Ortopedide Kullanılan Tedavi Yöntemleri
Ortopedi’ de kullanılan temel tedavi yöntemleri şunlardır:
- Artroskopi
- Protez uygulamaları
- Kemik uzatma ameliyatları
Artroskopi
Eklemin su ile şişirilmesini takiben ortalama 4 mm. kalınlığında cihazların cilt yoluyla ekleme yerleştirilmeleri şeklinde yapılır. Enfeksiyon riskini, ameliyat sonrası ağrı miktarını ve kötü kozmetik görünümü azaltması bakımından açık cerrahiye göre avantajlı bir yöntemdir.
Protez Uygulamaları
Eklemlerin yapay parçalarla değiştirilmesi esasına dayanır. Çeşitli nedenlerle eklemlerde oluşan kıkırdak harabiyeti ve şekil bozukluğu, ağrı, hareket kısıtlanması ve sakatlığa neden olur. Bu nedenle eklemin yüzeylerinin değiştirilmesi ve rehabilitasyonu gereklidir.

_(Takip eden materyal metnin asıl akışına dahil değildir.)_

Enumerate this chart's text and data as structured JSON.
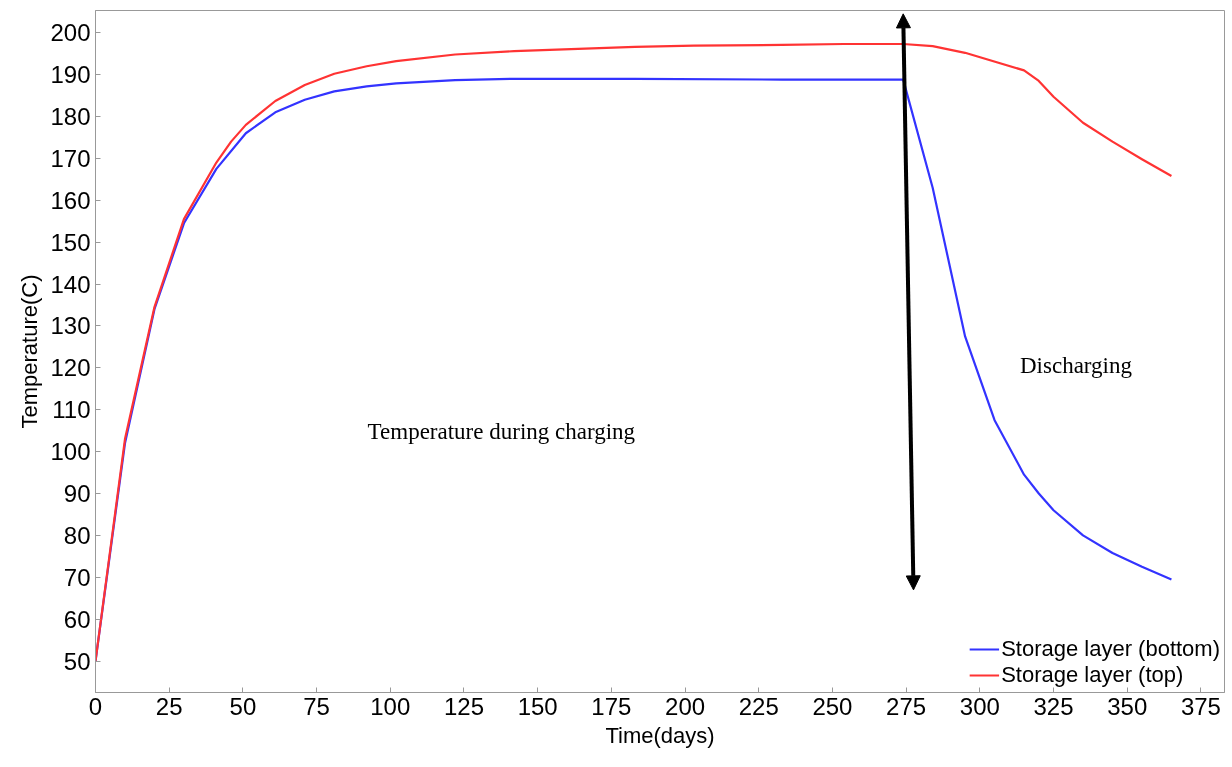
{
  "chart_data": {
    "type": "line",
    "xlabel": "Time(days)",
    "ylabel": "Temperature(C)",
    "xlim": [
      0,
      383
    ],
    "ylim": [
      42.5,
      205.3
    ],
    "xticks": [
      0,
      25,
      50,
      75,
      100,
      125,
      150,
      175,
      200,
      225,
      250,
      275,
      300,
      325,
      350,
      375
    ],
    "yticks": [
      50,
      60,
      70,
      80,
      90,
      100,
      110,
      120,
      130,
      140,
      150,
      160,
      170,
      180,
      190,
      200
    ],
    "grid": false,
    "legend": "bottom right",
    "marker": "none",
    "line_style": "solid",
    "series": [
      {
        "name": "Storage layer (bottom)",
        "color": "#3333ff",
        "x": [
          0,
          10,
          20,
          30,
          41,
          51,
          61,
          71,
          81,
          92,
          102,
          122,
          142,
          183,
          233,
          274,
          284,
          295,
          305,
          315,
          320,
          325,
          335,
          345,
          355,
          365
        ],
        "values": [
          50,
          102,
          134,
          154.5,
          167.5,
          176,
          181,
          184,
          186,
          187.2,
          187.9,
          188.7,
          189,
          189,
          188.8,
          188.8,
          163,
          127.5,
          107.5,
          94.5,
          90,
          86,
          80,
          75.8,
          72.5,
          69.5
        ]
      },
      {
        "name": "Storage layer (top)",
        "color": "#ff3333",
        "x": [
          0,
          10,
          20,
          30,
          41,
          46,
          51,
          61,
          71,
          81,
          92,
          102,
          122,
          142,
          183,
          203,
          233,
          254,
          274,
          284,
          295,
          315,
          320,
          325,
          335,
          345,
          355,
          365
        ],
        "values": [
          50,
          103,
          134.5,
          155.5,
          169,
          174,
          178,
          183.7,
          187.5,
          190.2,
          192,
          193.2,
          194.8,
          195.6,
          196.6,
          196.9,
          197.1,
          197.3,
          197.3,
          196.8,
          195.2,
          191,
          188.5,
          184.7,
          178.5,
          174,
          169.8,
          165.8
        ]
      }
    ],
    "annotations": [
      "Temperature during charging",
      "Discharging"
    ]
  }
}
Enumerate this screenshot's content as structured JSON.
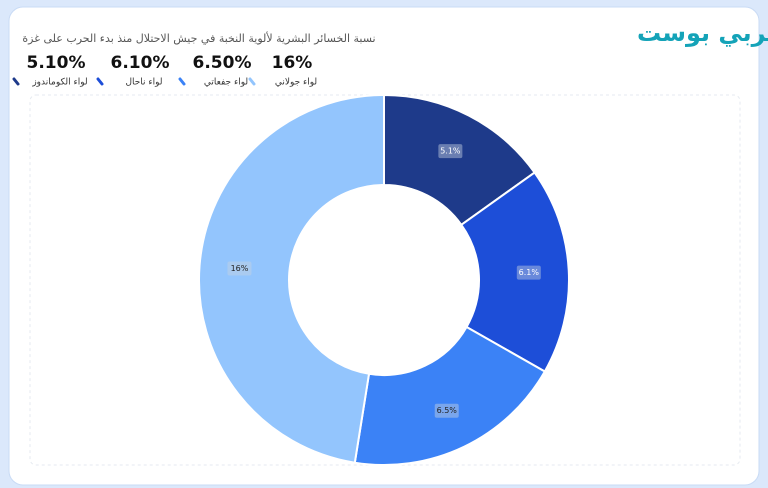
{
  "logo": "عربي بوست",
  "chart_data": {
    "type": "pie",
    "title": "نسبة الخسائر البشرية لألوية النخبة في جيش الاحتلال منذ بدء الحرب على غزة",
    "categories": [
      "لواء الكوماندوز",
      "لواء ناحال",
      "لواء جفعاتي",
      "لواء جولاني"
    ],
    "values": [
      5.1,
      6.1,
      6.5,
      16
    ],
    "value_labels": [
      "5.1%",
      "6.1%",
      "6.5%",
      "16%"
    ],
    "summary_labels": [
      "5.10%",
      "6.10%",
      "6.50%",
      "16%"
    ],
    "colors": [
      "#1e3a8a",
      "#1d4ed8",
      "#3b82f6",
      "#93c5fd"
    ],
    "donut": true
  }
}
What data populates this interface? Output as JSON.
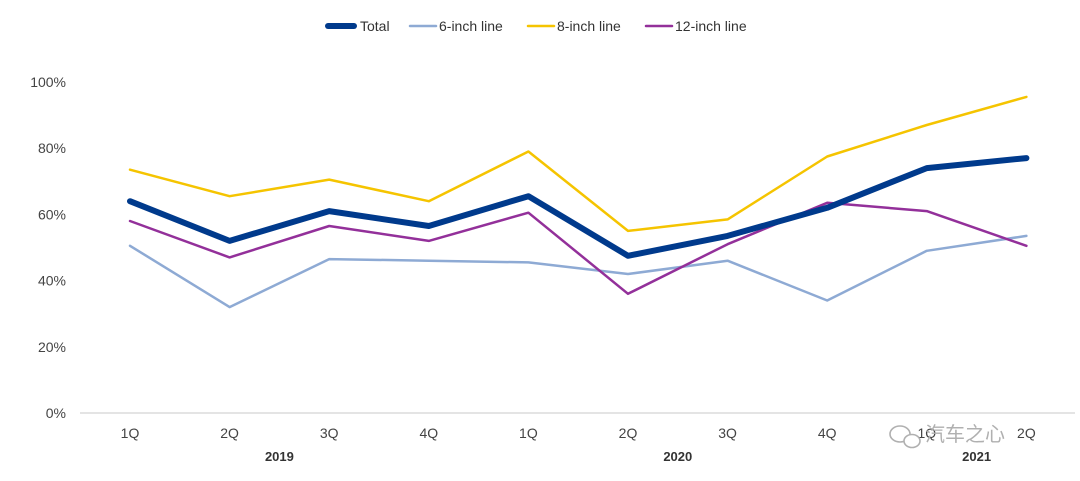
{
  "chart_data": {
    "type": "line",
    "categories": [
      "1Q",
      "2Q",
      "3Q",
      "4Q",
      "1Q",
      "2Q",
      "3Q",
      "4Q",
      "1Q",
      "2Q"
    ],
    "year_labels": [
      {
        "label": "2019",
        "center_index": 1.5
      },
      {
        "label": "2020",
        "center_index": 5.5
      },
      {
        "label": "2021",
        "center_index": 8.5
      }
    ],
    "ylim": [
      0,
      100
    ],
    "yticks": [
      0,
      20,
      40,
      60,
      80,
      100
    ],
    "ytick_labels": [
      "0%",
      "20%",
      "40%",
      "60%",
      "80%",
      "100%"
    ],
    "legend_position": "top-center",
    "series": [
      {
        "name": "Total",
        "color": "#003a8c",
        "values": [
          64,
          52,
          61,
          56.5,
          65.5,
          47.5,
          53.5,
          62,
          74,
          77
        ]
      },
      {
        "name": "6-inch line",
        "color": "#8eaad4",
        "values": [
          50.5,
          32,
          46.5,
          46,
          45.5,
          42,
          46,
          34,
          49,
          53.5
        ]
      },
      {
        "name": "8-inch line",
        "color": "#f5c400",
        "values": [
          73.5,
          65.5,
          70.5,
          64,
          79,
          55,
          58.5,
          77.5,
          87,
          95.5
        ]
      },
      {
        "name": "12-inch line",
        "color": "#93309a",
        "values": [
          58,
          47,
          56.5,
          52,
          60.5,
          36,
          51,
          63.5,
          61,
          50.5
        ]
      }
    ]
  },
  "watermark": {
    "text": "汽车之心"
  }
}
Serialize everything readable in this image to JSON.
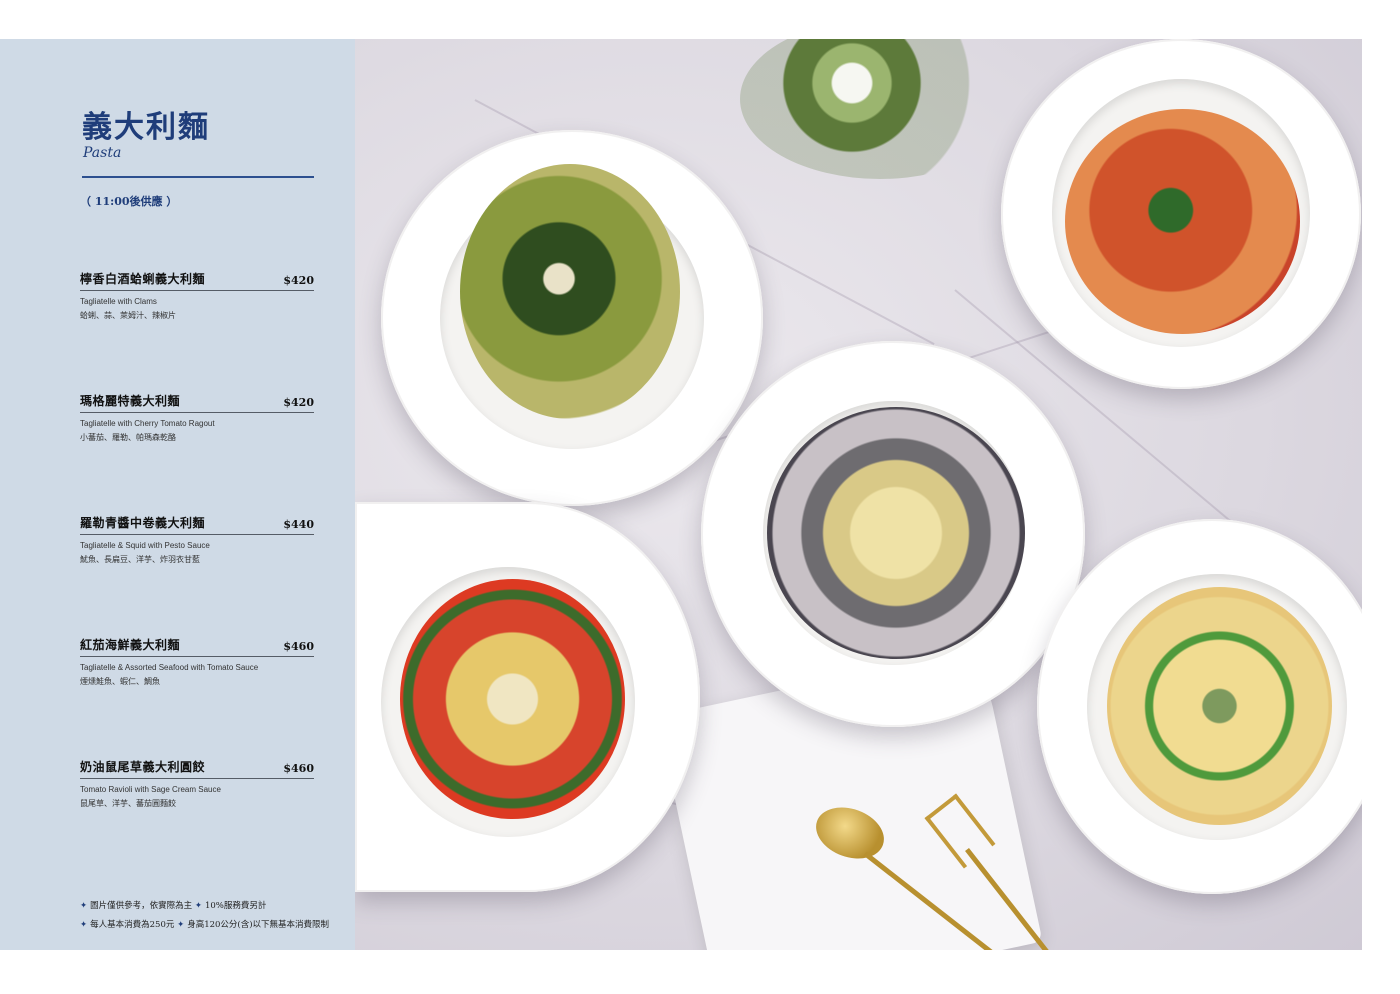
{
  "header": {
    "title": "義大利麵",
    "subtitle": "Pasta",
    "hours": "（ 11:00後供應 ）"
  },
  "items": [
    {
      "name": "檸香白酒蛤蜊義大利麵",
      "price": "$420",
      "en": "Tagliatelle with Clams",
      "desc": "蛤蜊、蒜、萊姆汁、辣椒片"
    },
    {
      "name": "瑪格麗特義大利麵",
      "price": "$420",
      "en": "Tagliatelle with Cherry Tomato Ragout",
      "desc": "小蕃茄、羅勒、帕瑪森乾酪"
    },
    {
      "name": "羅勒青醬中卷義大利麵",
      "price": "$440",
      "en": "Tagliatelle & Squid with Pesto Sauce",
      "desc": "魷魚、長扁豆、洋芋、炸羽衣甘藍"
    },
    {
      "name": "紅茄海鮮義大利麵",
      "price": "$460",
      "en": "Tagliatelle & Assorted Seafood with Tomato Sauce",
      "desc": "煙燻鮭魚、蝦仁、鯛魚"
    },
    {
      "name": "奶油鼠尾草義大利圓餃",
      "price": "$460",
      "en": "Tomato Ravioli with Sage Cream Sauce",
      "desc": "鼠尾草、洋芋、蕃茄圓麵餃"
    }
  ],
  "notes": [
    "圖片僅供參考，依實際為主",
    "10%服務費另計",
    "每人基本消費為250元",
    "身高120公分(含)以下無基本消費限制"
  ],
  "notes_marker": "✦",
  "colors": {
    "panel": "#cfdae6",
    "accent": "#1f3d7a"
  }
}
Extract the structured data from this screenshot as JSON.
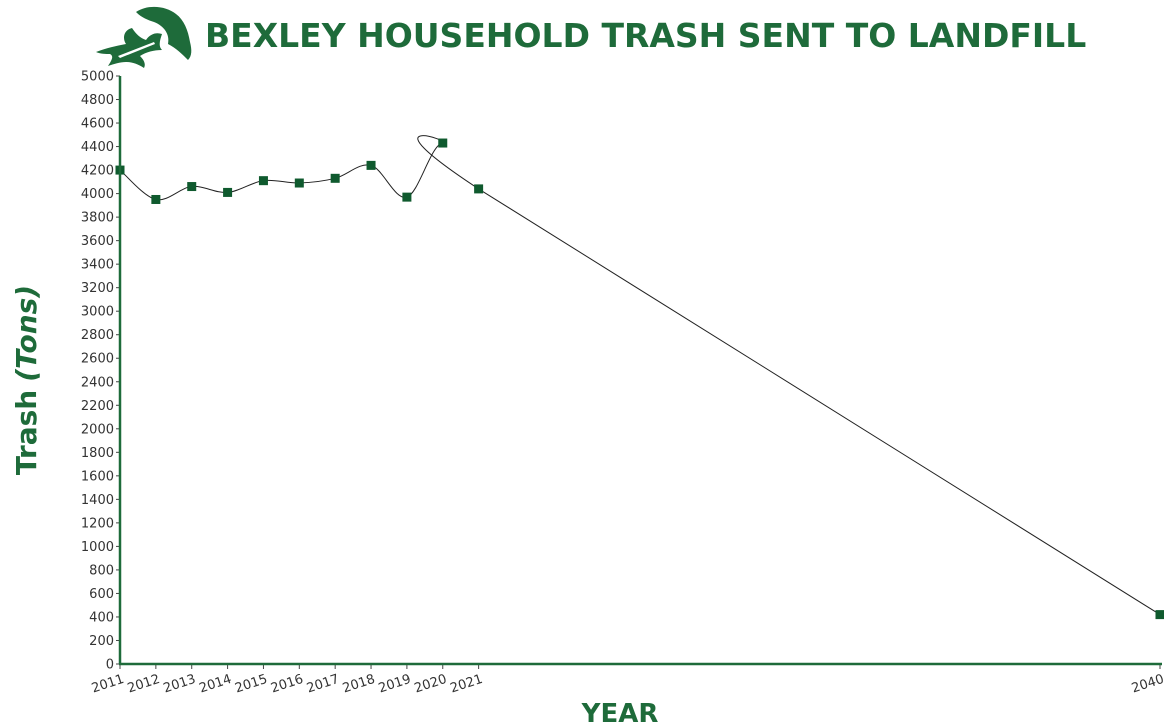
{
  "colors": {
    "brand": "#1e6b3a",
    "marker": "#0f5a2e",
    "line": "#222222"
  },
  "logo": {
    "icon": "oak-leaf-icon"
  },
  "chart_data": {
    "type": "line",
    "title": "BEXLEY HOUSEHOLD TRASH SENT TO LANDFILL",
    "xlabel": "YEAR",
    "ylabel_main": "Trash",
    "ylabel_unit": "(Tons)",
    "x_scale": "linear-years",
    "xlim": [
      2011,
      2040
    ],
    "ylim": [
      0,
      5000
    ],
    "y_ticks": [
      0,
      200,
      400,
      600,
      800,
      1000,
      1200,
      1400,
      1600,
      1800,
      2000,
      2200,
      2400,
      2600,
      2800,
      3000,
      3200,
      3400,
      3600,
      3800,
      4000,
      4200,
      4400,
      4600,
      4800,
      5000
    ],
    "x_ticks": [
      "2011",
      "2012",
      "2013",
      "2014",
      "2015",
      "2016",
      "2017",
      "2018",
      "2019",
      "2020",
      "2021",
      "2040"
    ],
    "grid": false,
    "series": [
      {
        "x": [
          2011,
          2012,
          2013,
          2014,
          2015,
          2016,
          2017,
          2018,
          2019,
          2020,
          2021,
          2040
        ],
        "y": [
          4200,
          3950,
          4060,
          4010,
          4110,
          4090,
          4130,
          4240,
          3970,
          4430,
          4040,
          420
        ]
      }
    ]
  }
}
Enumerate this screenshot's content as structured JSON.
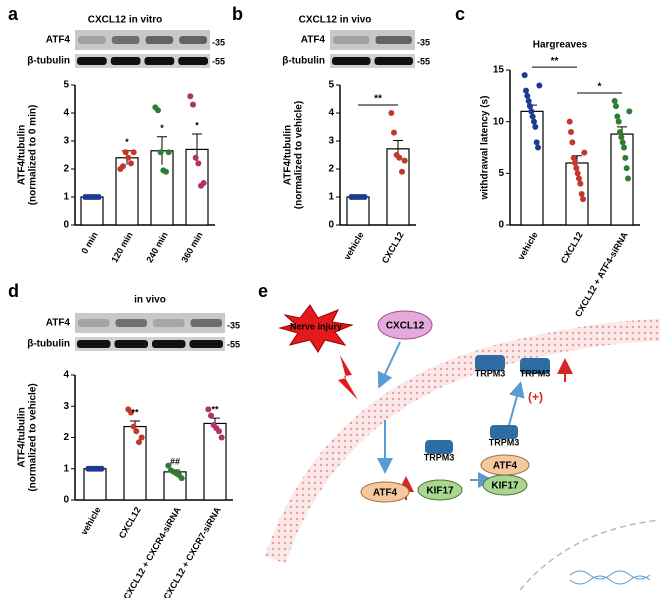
{
  "chart_data": [
    {
      "type": "bar",
      "panel": "a",
      "title": "CXCL12 in vitro",
      "blot_labels": [
        "ATF4",
        "β-tubulin"
      ],
      "blot_markers": [
        "-35",
        "-55"
      ],
      "ylabel": [
        "ATF4/tubulin",
        "(normalized to 0 min)"
      ],
      "categories": [
        "0 min",
        "120 min",
        "240 min",
        "360 min"
      ],
      "values": [
        1,
        2.4,
        2.65,
        2.7
      ],
      "errors": [
        0.02,
        0.25,
        0.5,
        0.55
      ],
      "points": [
        [
          1,
          1,
          1,
          1,
          1,
          1
        ],
        [
          2.0,
          2.1,
          2.6,
          2.4,
          2.2,
          2.6
        ],
        [
          4.2,
          4.1,
          2.6,
          1.95,
          1.9,
          2.6
        ],
        [
          4.6,
          4.3,
          2.4,
          2.2,
          1.4,
          1.5
        ]
      ],
      "point_colors": [
        "#1f3a93",
        "#c0392b",
        "#2e7d32",
        "#b0306e"
      ],
      "annotations": [
        {
          "index": 1,
          "text": "*"
        },
        {
          "index": 2,
          "text": "*"
        },
        {
          "index": 3,
          "text": "*"
        }
      ],
      "ylim": [
        0,
        5
      ],
      "yticks": [
        0,
        1,
        2,
        3,
        4,
        5
      ]
    },
    {
      "type": "bar",
      "panel": "b",
      "title": "CXCL12 in vivo",
      "blot_labels": [
        "ATF4",
        "β-tubulin"
      ],
      "blot_markers": [
        "-35",
        "-55"
      ],
      "ylabel": [
        "ATF4/tubulin",
        "(normalized to vehicle)"
      ],
      "categories": [
        "vehicle",
        "CXCL12"
      ],
      "values": [
        1,
        2.72
      ],
      "errors": [
        0.02,
        0.3
      ],
      "points": [
        [
          1,
          1,
          1,
          1,
          1,
          1
        ],
        [
          4.0,
          3.3,
          2.5,
          2.4,
          1.9,
          2.3
        ]
      ],
      "point_colors": [
        "#1f3a93",
        "#c0392b"
      ],
      "brackets": [
        {
          "from": 0,
          "to": 1,
          "text": "**"
        }
      ],
      "ylim": [
        0,
        5
      ],
      "yticks": [
        0,
        1,
        2,
        3,
        4,
        5
      ]
    },
    {
      "type": "bar",
      "panel": "c",
      "title": "Hargreaves",
      "ylabel": [
        "withdrawal latency (s)"
      ],
      "categories": [
        "vehicle",
        "CXCL12",
        "CXCL12 + ATF4-siRNA"
      ],
      "values": [
        11,
        6,
        8.8
      ],
      "errors": [
        0.6,
        0.7,
        0.7
      ],
      "points": [
        [
          14.5,
          13,
          12.5,
          12,
          11.5,
          11,
          10.5,
          10,
          9.5,
          8,
          7.5,
          13.5
        ],
        [
          10,
          9,
          8,
          6.5,
          6,
          5.5,
          5,
          4.5,
          4,
          3,
          2.5,
          7
        ],
        [
          12,
          11.5,
          10.5,
          10,
          9,
          8.5,
          8,
          7.5,
          6.5,
          5.5,
          4.5,
          11
        ]
      ],
      "point_colors": [
        "#1f3a93",
        "#c0392b",
        "#2e7d32"
      ],
      "brackets": [
        {
          "from": 0,
          "to": 1,
          "text": "**"
        },
        {
          "from": 1,
          "to": 2,
          "text": "*"
        }
      ],
      "ylim": [
        0,
        15
      ],
      "yticks": [
        0,
        5,
        10,
        15
      ]
    },
    {
      "type": "bar",
      "panel": "d",
      "title": "in vivo",
      "blot_labels": [
        "ATF4",
        "β-tubulin"
      ],
      "blot_markers": [
        "-35",
        "-55"
      ],
      "ylabel": [
        "ATF4/tubulin",
        "(normalized to vehicle)"
      ],
      "categories": [
        "vehicle",
        "CXCL12",
        "CXCL12 + CXCR4-siRNA",
        "CXCL12 + CXCR7-siRNA"
      ],
      "values": [
        1,
        2.35,
        0.9,
        2.45
      ],
      "errors": [
        0.02,
        0.18,
        0.06,
        0.17
      ],
      "points": [
        [
          1,
          1,
          1,
          1,
          1,
          1
        ],
        [
          2.9,
          2.8,
          2.35,
          2.2,
          1.85,
          2.0
        ],
        [
          1.1,
          0.95,
          0.9,
          0.85,
          0.8,
          0.7
        ],
        [
          2.9,
          2.7,
          2.4,
          2.3,
          2.2,
          2.0
        ]
      ],
      "point_colors": [
        "#1f3a93",
        "#c0392b",
        "#2e7d32",
        "#b0306e"
      ],
      "annotations": [
        {
          "index": 1,
          "text": "**"
        },
        {
          "index": 2,
          "text": "##"
        },
        {
          "index": 3,
          "text": "**"
        }
      ],
      "ylim": [
        0,
        4
      ],
      "yticks": [
        0,
        1,
        2,
        3,
        4
      ]
    }
  ],
  "diagram": {
    "panel": "e",
    "nerve_injury": "Nerve injury",
    "ligand": "CXCL12",
    "trpm3": [
      "TRPM3",
      "TRPM3",
      "TRPM3",
      "TRPM3"
    ],
    "atf4": [
      "ATF4",
      "ATF4"
    ],
    "kif17": [
      "KIF17",
      "KIF17"
    ],
    "plus": "(+)"
  }
}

Total eklem değiştirme cerrahi bir işlemdir. Eklemlerde kullanılan suni materyaller, eklemlerin tipine, şekline, hareketine ve büyüklüğüne göre değişik şekillerde hazırlanmıştır. Özel ölçülendirme sistemleri ve özel röntgenlerle hangisinin kullanılabileceği ortopedist tarafından kararlaştırılır.
Suni eklem protezlerinde metal ve plastik parçalar kullanılmaktadır.
Bu materyaller akrilik (kemik çimentosu) ile kemiğe tespit edilmektedir. Bazı protezler ise kemiğe dönük yüzlerinde sağlanan özel yapılar (vidalar vb.) vasıtasıyla kemiğe sabitlenmektedir.
Cerrahi işlemi takiben hastanın iyileşme süresi hastadan hastaya ve eklemine göre değişmektedir.
Yaşlı hastalarda yapıldığında yaşam süresince protezlerin kullanımı devam etmekte ikinci bir operasyon gerekmemektedir. Eğer bu operasyon genç hastalarda yapılmak zorunda kalınırsa 2. ve bazen 3. değiştirme işlemleri gerekebilir.
Kemik Uzatma Ameliyatları
Özellikle kemik uzatma ameliyatları günümüzde felç, kırık, iltahap, bazı kemik hastalıklarında oluşan bacak ve kol kısalıklarında bir çözüm olanağı getirmiştir.
Estetik amaçlı bacak ve kol uzatmaları akondroplazi denilen cücelik tipinde yapılabilir. Burada gövde normal boyda kol ve bacaklar kısadır. Bu vakalarda erken başlanması koşuluyla 20-25 cm ye kadar bacak, 10-12 cm ye kadar kol uzatılması mümkündür.
Doğru seçilmiş ve iyi takip edilen vakalarda %90 a varan tatminkar sonuçlar alınmaktadır.